Today, apart from all the channels of All India Radio, private radio stations are also active in India. Now it is not necessary to have a radio set. Although even today I have seen people listening to programs on radio sets with enthusiasm in villages, but now on mobile either through FM or through an app you can connect to all the important radio stations of the world. Almost all radio stations also have their own internet service. For example, you can listen to all the important centers of All India Radio through the mobile app ‘News on Air’. This app is available on both Android and iOS. The most amazing thing is that any Bengali-speaking, Odia or Tamil person settled abroad can listen to the programs of his region and his language through the app in any corner of the world and stay connected with his culture. Apart from this, on the www.radio.garden website, you can enjoy listening to radio stations in any language from any corner of the world. This new technology is amazing. It was not like this earlier.

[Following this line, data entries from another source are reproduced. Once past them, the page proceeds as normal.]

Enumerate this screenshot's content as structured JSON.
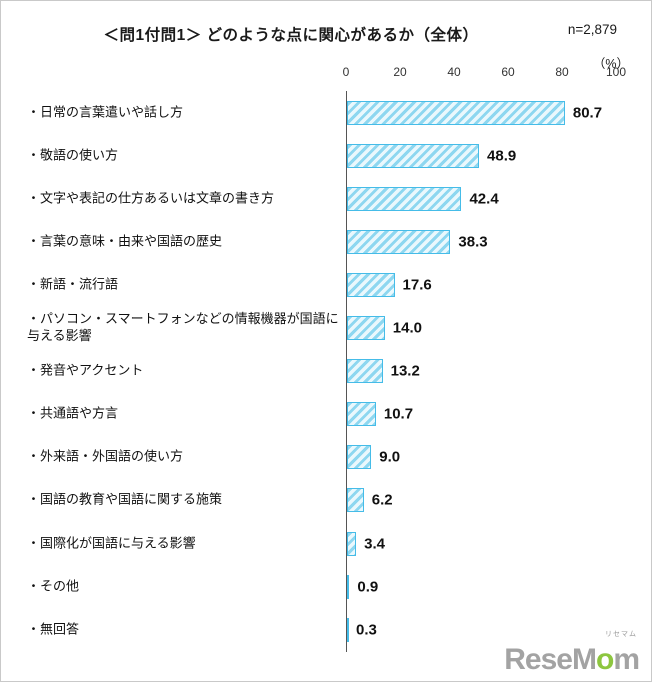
{
  "header": {
    "title": "＜問1付問1＞ どのような点に関心があるか（全体）",
    "sample_size": "n=2,879",
    "unit": "（%）"
  },
  "chart_data": {
    "type": "bar",
    "orientation": "horizontal",
    "title": "＜問1付問1＞ どのような点に関心があるか（全体）",
    "sample_size": "n=2,879",
    "unit": "%",
    "xlim": [
      0,
      100
    ],
    "xticks": [
      0,
      20,
      40,
      60,
      80,
      100
    ],
    "grid": false,
    "hatch": "diagonal-forward",
    "legend": "none",
    "categories": [
      "・日常の言葉遣いや話し方",
      "・敬語の使い方",
      "・文字や表記の仕方あるいは文章の書き方",
      "・言葉の意味・由来や国語の歴史",
      "・新語・流行語",
      "・パソコン・スマートフォンなどの情報機器が国語に与える影響",
      "・発音やアクセント",
      "・共通語や方言",
      "・外来語・外国語の使い方",
      "・国語の教育や国語に関する施策",
      "・国際化が国語に与える影響",
      "・その他",
      "・無回答"
    ],
    "values": [
      80.7,
      48.9,
      42.4,
      38.3,
      17.6,
      14.0,
      13.2,
      10.7,
      9.0,
      6.2,
      3.4,
      0.9,
      0.3
    ],
    "value_labels": [
      "80.7",
      "48.9",
      "42.4",
      "38.3",
      "17.6",
      "14.0",
      "13.2",
      "10.7",
      "9.0",
      "6.2",
      "3.4",
      "0.9",
      "0.3"
    ],
    "colors": {
      "bar_fill": "#eaf8fd",
      "bar_stripe": "#8ed7f0",
      "bar_border": "#45bce8",
      "axis": "#555555"
    }
  },
  "logo": {
    "part_gray_1": "Rese",
    "part_gray_2": "M",
    "part_green": "o",
    "part_gray_3": "m",
    "small_label": "リセマム",
    "color_gray": "#a3a3a3",
    "color_green": "#8dc63f"
  }
}
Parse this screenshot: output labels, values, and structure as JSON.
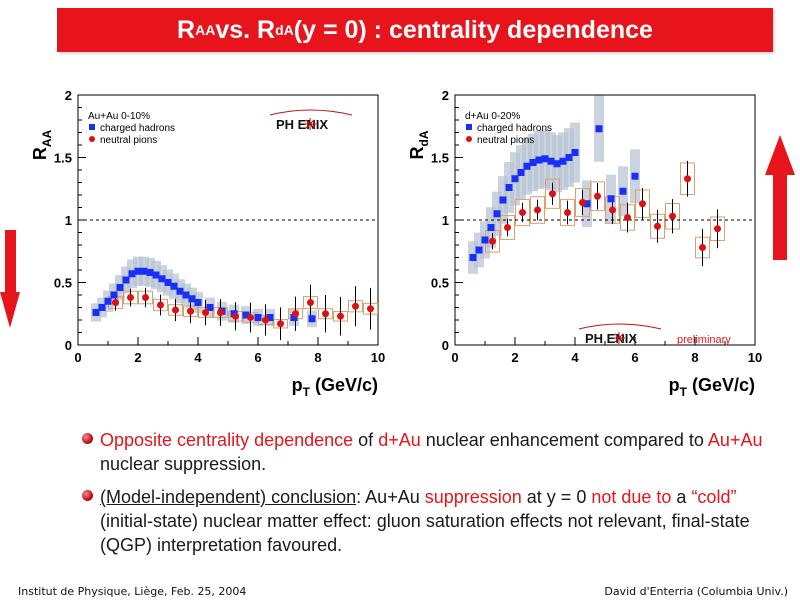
{
  "title": {
    "r": "R",
    "aa": "AA",
    "vs": " vs. R",
    "da": "dA",
    "rest": " (y = 0) : centrality dependence"
  },
  "colors": {
    "accent": "#e8141c",
    "blue": "#1a2ff5",
    "red": "#e01010",
    "band": "#b8c4d4",
    "box": "#d9a070"
  },
  "chart_data": [
    {
      "type": "scatter",
      "id": "raa",
      "ylabel_main": "R",
      "ylabel_sub": "AA",
      "xlabel_main": "p",
      "xlabel_sub": "T",
      "xlabel_unit": " (GeV/c)",
      "xlim": [
        0,
        10
      ],
      "ylim": [
        0,
        2
      ],
      "xticks": [
        "0",
        "2",
        "4",
        "6",
        "8",
        "10"
      ],
      "yticks": [
        "0",
        "0.5",
        "1",
        "1.5",
        "2"
      ],
      "legend_title": "Au+Au 0-10%",
      "logo": "PH ENIX",
      "series": [
        {
          "name": "charged hadrons",
          "color": "#1a2ff5",
          "x": [
            0.6,
            0.8,
            1.0,
            1.2,
            1.4,
            1.6,
            1.8,
            2.0,
            2.2,
            2.4,
            2.6,
            2.8,
            3.0,
            3.2,
            3.4,
            3.6,
            3.8,
            4.0,
            4.4,
            4.8,
            5.2,
            5.6,
            6.0,
            6.4,
            7.2,
            7.8
          ],
          "y": [
            0.26,
            0.3,
            0.35,
            0.4,
            0.46,
            0.52,
            0.57,
            0.59,
            0.59,
            0.58,
            0.56,
            0.53,
            0.5,
            0.47,
            0.43,
            0.4,
            0.37,
            0.34,
            0.3,
            0.27,
            0.25,
            0.24,
            0.22,
            0.22,
            0.22,
            0.21
          ]
        },
        {
          "name": "neutral pions",
          "color": "#e01010",
          "x": [
            1.25,
            1.75,
            2.25,
            2.75,
            3.25,
            3.75,
            4.25,
            4.75,
            5.25,
            5.75,
            6.25,
            6.75,
            7.25,
            7.75,
            8.25,
            8.75,
            9.25,
            9.75
          ],
          "y": [
            0.34,
            0.38,
            0.38,
            0.32,
            0.28,
            0.27,
            0.26,
            0.26,
            0.23,
            0.22,
            0.2,
            0.17,
            0.25,
            0.34,
            0.25,
            0.23,
            0.31,
            0.29
          ]
        }
      ]
    },
    {
      "type": "scatter",
      "id": "rda",
      "ylabel_main": "R",
      "ylabel_sub": "dA",
      "xlabel_main": "p",
      "xlabel_sub": "T",
      "xlabel_unit": " (GeV/c)",
      "xlim": [
        0,
        10
      ],
      "ylim": [
        0,
        2
      ],
      "xticks": [
        "0",
        "2",
        "4",
        "6",
        "8",
        "10"
      ],
      "yticks": [
        "0",
        "0.5",
        "1",
        "1.5",
        "2"
      ],
      "legend_title": "d+Au 0-20%",
      "logo": "PH ENIX",
      "note": "preliminary",
      "series": [
        {
          "name": "charged hadrons",
          "color": "#1a2ff5",
          "x": [
            0.6,
            0.8,
            1.0,
            1.2,
            1.4,
            1.6,
            1.8,
            2.0,
            2.2,
            2.4,
            2.6,
            2.8,
            3.0,
            3.2,
            3.4,
            3.6,
            3.8,
            4.0,
            4.4,
            4.8,
            5.2,
            5.6,
            6.0
          ],
          "y": [
            0.7,
            0.76,
            0.84,
            0.94,
            1.05,
            1.16,
            1.26,
            1.33,
            1.38,
            1.43,
            1.46,
            1.48,
            1.49,
            1.47,
            1.45,
            1.47,
            1.5,
            1.54,
            1.13,
            1.73,
            1.17,
            1.23,
            1.35
          ]
        },
        {
          "name": "neutral pions",
          "color": "#e01010",
          "x": [
            1.25,
            1.75,
            2.25,
            2.75,
            3.25,
            3.75,
            4.25,
            4.75,
            5.25,
            5.75,
            6.25,
            6.75,
            7.25,
            7.75,
            8.25,
            8.75
          ],
          "y": [
            0.83,
            0.94,
            1.06,
            1.08,
            1.21,
            1.06,
            1.14,
            1.19,
            1.08,
            1.02,
            1.13,
            0.95,
            1.03,
            1.33,
            0.78,
            0.93
          ]
        }
      ]
    }
  ],
  "bullets": {
    "b1": {
      "p1": "Opposite centrality dependence",
      "p2": " of ",
      "p3": "d+Au",
      "p4": " nuclear enhancement compared to ",
      "p5": "Au+Au",
      "p6": " nuclear suppression."
    },
    "b2": {
      "p1": "(Model-independent) conclusion",
      "p2": ": Au+Au ",
      "p3": "suppression",
      "p4": " at y = 0 ",
      "p5": "not due to",
      "p6": " a ",
      "p7": "“cold”",
      "p8": " (initial-state) nuclear matter effect: gluon saturation effects not relevant, final-state (QGP) interpretation favoured."
    }
  },
  "footer": {
    "left": "Institut de Physique, Liège, Feb. 25, 2004",
    "right": "David d'Enterria (Columbia Univ.)"
  }
}
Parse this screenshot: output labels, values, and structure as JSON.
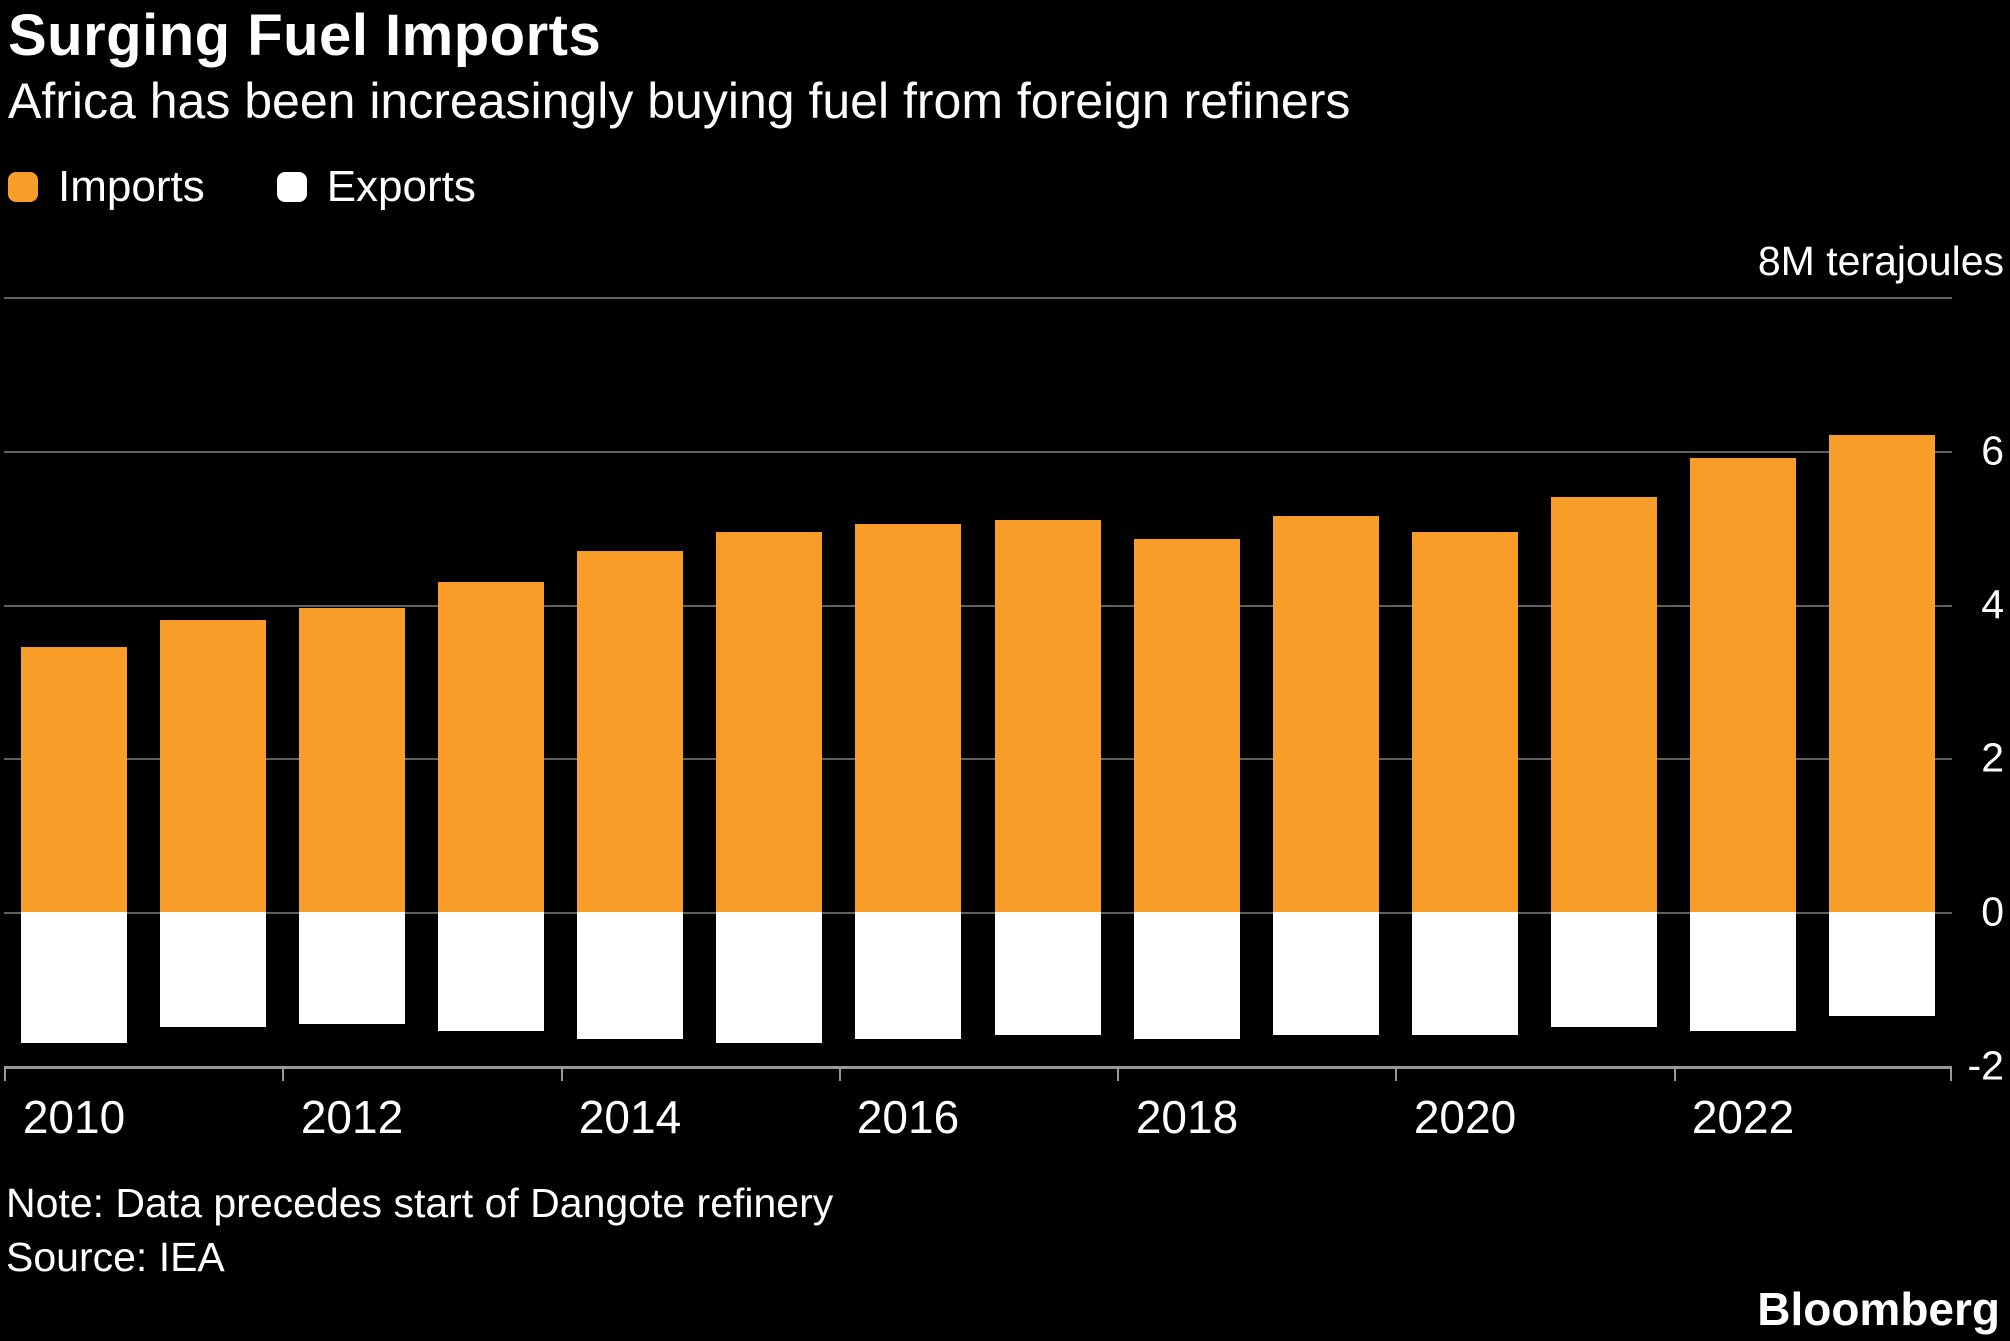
{
  "header": {
    "title": "Surging Fuel Imports",
    "subtitle": "Africa has been increasingly buying fuel from foreign refiners"
  },
  "legend": {
    "items": [
      {
        "label": "Imports",
        "color": "#F89D28"
      },
      {
        "label": "Exports",
        "color": "#FFFFFF"
      }
    ]
  },
  "chart_data": {
    "type": "bar",
    "title": "Surging Fuel Imports",
    "subtitle": "Africa has been increasingly buying fuel from foreign refiners",
    "unit_label": "8M terajoules",
    "categories": [
      2010,
      2011,
      2012,
      2013,
      2014,
      2015,
      2016,
      2017,
      2018,
      2019,
      2020,
      2021,
      2022,
      2023
    ],
    "series": [
      {
        "name": "Imports",
        "color": "#F89D28",
        "values": [
          3.45,
          3.8,
          3.95,
          4.3,
          4.7,
          4.95,
          5.05,
          5.1,
          4.85,
          5.15,
          4.95,
          5.4,
          5.9,
          6.2
        ]
      },
      {
        "name": "Exports",
        "color": "#FFFFFF",
        "values": [
          -1.7,
          -1.5,
          -1.45,
          -1.55,
          -1.65,
          -1.7,
          -1.65,
          -1.6,
          -1.65,
          -1.6,
          -1.6,
          -1.5,
          -1.55,
          -1.35
        ]
      }
    ],
    "ylim": [
      -2,
      8
    ],
    "yticks": [
      {
        "value": 8,
        "label": ""
      },
      {
        "value": 6,
        "label": "6"
      },
      {
        "value": 4,
        "label": "4"
      },
      {
        "value": 2,
        "label": "2"
      },
      {
        "value": 0,
        "label": "0"
      },
      {
        "value": -2,
        "label": "-2"
      }
    ],
    "xticks": [
      {
        "index": 0,
        "label": "2010"
      },
      {
        "index": 2,
        "label": "2012"
      },
      {
        "index": 4,
        "label": "2014"
      },
      {
        "index": 6,
        "label": "2016"
      },
      {
        "index": 8,
        "label": "2018"
      },
      {
        "index": 10,
        "label": "2020"
      },
      {
        "index": 12,
        "label": "2022"
      }
    ],
    "grid": "horizontal",
    "legend_position": "top-left",
    "background": "#000000"
  },
  "footer": {
    "note": "Note: Data precedes start of Dangote refinery",
    "source": "Source: IEA",
    "brand": "Bloomberg"
  }
}
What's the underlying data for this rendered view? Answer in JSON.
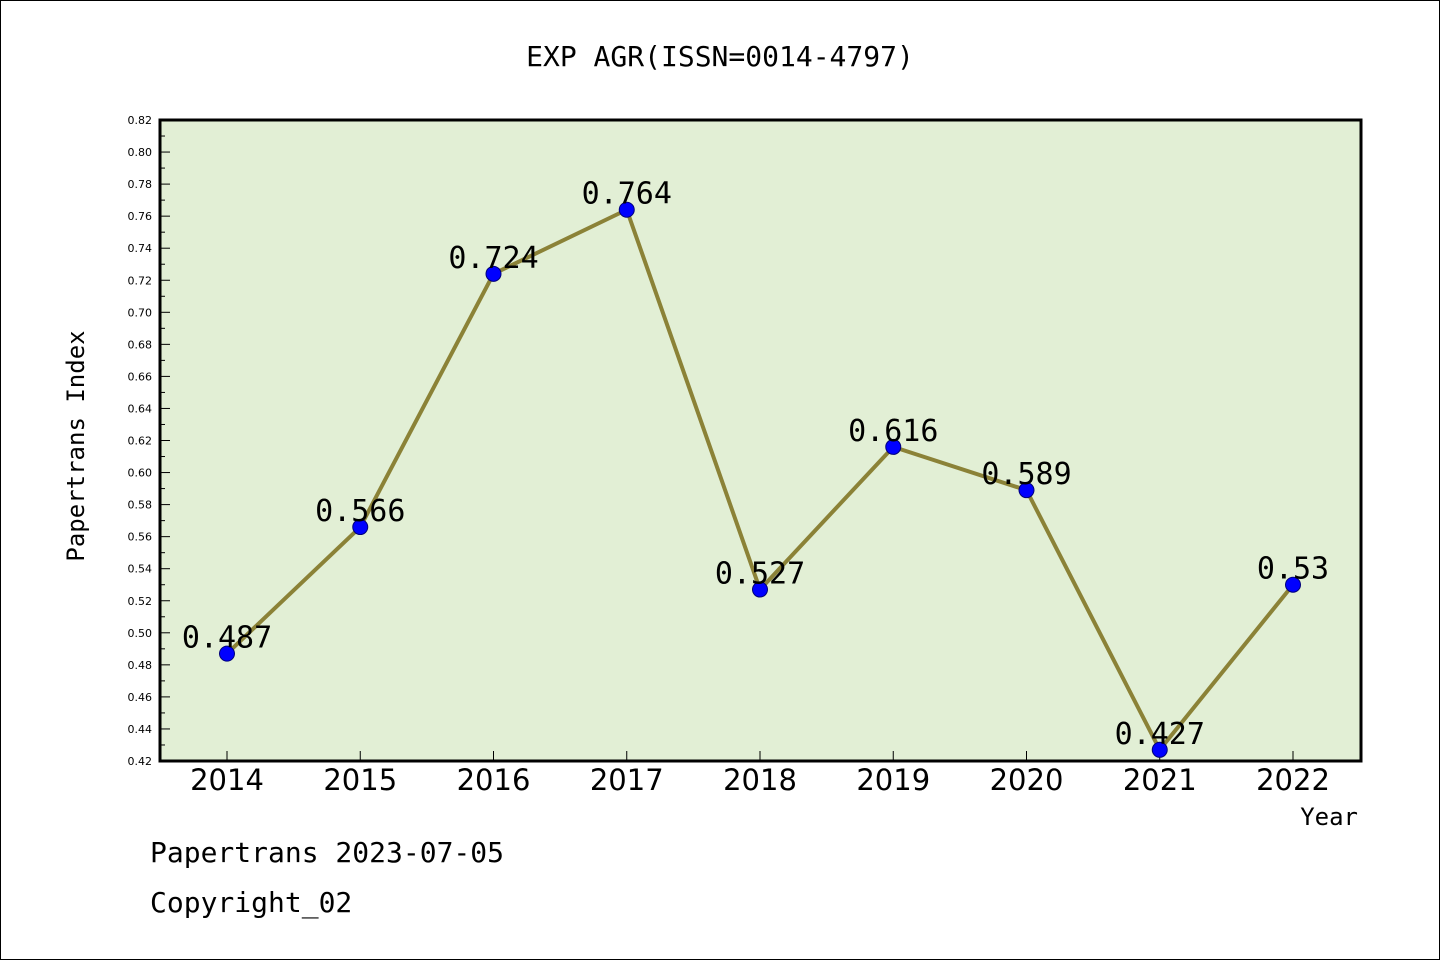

The world of radio is wonderful. People commuting to work battling traffic in cities or housewives or elders at home, hostel students, people living in remote areas, forests… Radio divides everyone’s time, removes everyone’s loneliness Voices illuminate their world with entertainment and information. Let’s join hands with radio and create a better world.
Independence was declared on the radio
On the midnight of August 15, 1947, when India was freed from the chains of slavery, the first Prime Minister of India Pt. Nehru gave a speech on this occasion which is known as ‘Tryst with Destiny’. In those days there was a valve radio on which people heard that speech. Radio was also installed in the schools. On that day, the notes of Ustad Bismillah Khan’s shehnai also echoed on the radio.